Gostaria que o leitor retivesse esta interessante avaliação à medida que progredimos na análise do documento produzido pelo sr. Arias.

7 Jesus pregou uma religião do coração, sem templos nem catedrais.

A pergunta é a seguinte: o que era que Jesus pretendia quando, rodeado de um punhado de homens e mulheres, de gente mais bem simples, pôs-se a criticar alguns aspectos da religião judaica de seu tempo (como hoje fazem os teólogos progressistas com o catolicismo) e a anunciar a chegada de um novo “Reino”? Era esse anúncio do Reino o da fundação de uma nova religião e de uma nova Igreja, ou era simplesmente o anúncio de uma superação da velha religião de seus pais, infundindo-lhe maior universalidade e proclamando a centralidade da dignidade humana como o coração mesmo da religião, ou tratava-se de uma religião diferente? Ou era um reino puramente temporal para expulsar os romanos da terra de seus pais, por eles ocupada?

Gostaria de saber quando Jesus criticou “alguns aspectos da religião judaica de seu tempo”. Jesus, por tudo o que sabemos, veio cumprir a lei mosaica. As críticas que Jesus faz, fá-las não dos procedimentos e instituições religiosas estabelecidas por Moisés e pelos Profetas hebreus.

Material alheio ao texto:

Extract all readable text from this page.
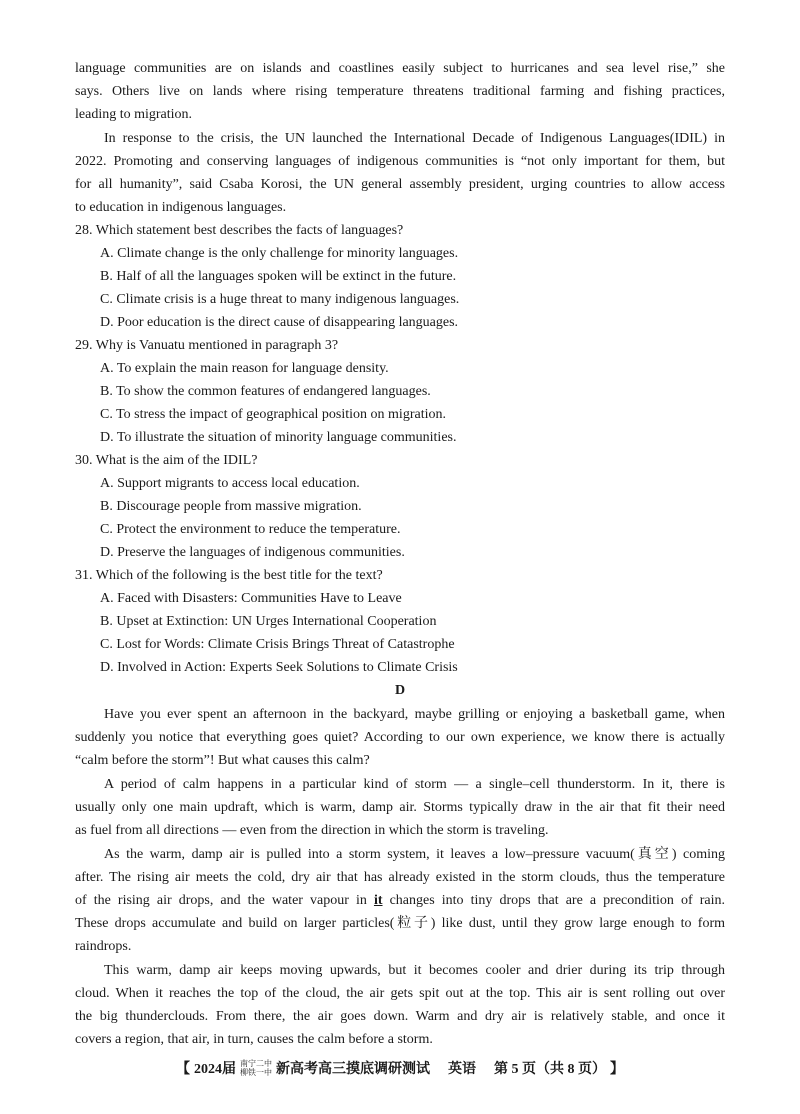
language communities are on islands and coastlines easily subject to hurricanes and sea level rise,” she
says. Others live on lands where rising temperature threatens traditional farming and fishing practices,
leading to migration.
In response to the crisis, the UN launched the International Decade of Indigenous Languages(IDIL) in
2022. Promoting and conserving languages of indigenous communities is “not only important for them, but
for all humanity”, said Csaba Korosi, the UN general assembly president, urging countries to allow access
to education in indigenous languages.
28. Which statement best describes the facts of languages?
A. Climate change is the only challenge for minority languages.
B. Half of all the languages spoken will be extinct in the future.
C. Climate crisis is a huge threat to many indigenous languages.
D. Poor education is the direct cause of disappearing languages.
29. Why is Vanuatu mentioned in paragraph 3?
A. To explain the main reason for language density.
B. To show the common features of endangered languages.
C. To stress the impact of geographical position on migration.
D. To illustrate the situation of minority language communities.
30. What is the aim of the IDIL?
A. Support migrants to access local education.
B. Discourage people from massive migration.
C. Protect the environment to reduce the temperature.
D. Preserve the languages of indigenous communities.
31. Which of the following is the best title for the text?
A. Faced with Disasters: Communities Have to Leave
B. Upset at Extinction: UN Urges International Cooperation
C. Lost for Words: Climate Crisis Brings Threat of Catastrophe
D. Involved in Action: Experts Seek Solutions to Climate Crisis
D
Have you ever spent an afternoon in the backyard, maybe grilling or enjoying a basketball game, when
suddenly you notice that everything goes quiet? According to our own experience, we know there is actually
“calm before the storm”! But what causes this calm?
A period of calm happens in a particular kind of storm — a single–cell thunderstorm. In it, there is
usually only one main updraft, which is warm, damp air. Storms typically draw in the air that fit their need
as fuel from all directions — even from the direction in which the storm is traveling.
As the warm, damp air is pulled into a storm system, it leaves a low–pressure vacuum(真空) coming
after. The rising air meets the cold, dry air that has already existed in the storm clouds, thus the temperature
of the rising air drops, and the water vapour in it changes into tiny drops that are a precondition of rain.
These drops accumulate and build on larger particles(粒子) like dust, until they grow large enough to form
raindrops.
This warm, damp air keeps moving upwards, but it becomes cooler and drier during its trip through
cloud. When it reaches the top of the cloud, the air gets spit out at the top. This air is sent rolling out over
the big thunderclouds. From there, the air goes down. Warm and dry air is relatively stable, and once it
covers a region, that air, in turn, causes the calm before a storm.
【 2024届 南宁二中
柳铁一中 新高考高三摸底调研测试 英语 第 5 页（共 8 页） 】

Pelo contrário, afirma e reaviva o espírito dessa lei, e o que critica é a hipocrisia do fundamentalismo judeu, que transforma a lei mosaica num instrumento de opressão para o povo e que eventualmente afasta o povo de Deus e do amor ao próximo. A crítica que Jesus faz é, por exemplo, do Corbã, porque essa tradição torcida limita e contraria os mandamentos dados por meio de Moisés. Jesus frequenta o templo e a sinagoga. Cumpre suas obrigações mosaicas e, quando modifica – às vezes endurecendo (o caso do divórcio), às vezes abrandando a interpretação da lei (o caso do descanso sabático ou do apedrejamento da adúltera) –, mesmo naquelas vezes em que a interpretação de Jesus parece modificar a lei de Moisés, há sempre uma revelação de uma nova dimensão espiritual do mandamento que se explica. Dou por exemplo “o Filho do Homem é Senhor do Sábado” e “quem estiver sem culpa, atire a primeira pedra”. No primeiro, Jesus revela sua majestade e autoridade sobre o Sábado, o dia de Deus. Ao revelar seu senhorio sobre o Dia do Senhor, aponta aos judeus a iminência da nova criação e a própria autoridade de Jesus para iniciá-la. No segundo caso, longe de justificar o apedrejamento (ilegal, já que uma multidão não tinha direito de apedrejar ninguém, segundo a lei), Jesus usa essa oportunidade para revelar a existência do pecado inerente em todo ser humano e a importância da misericórdia de Deus para solucionar o problema do pecado humano.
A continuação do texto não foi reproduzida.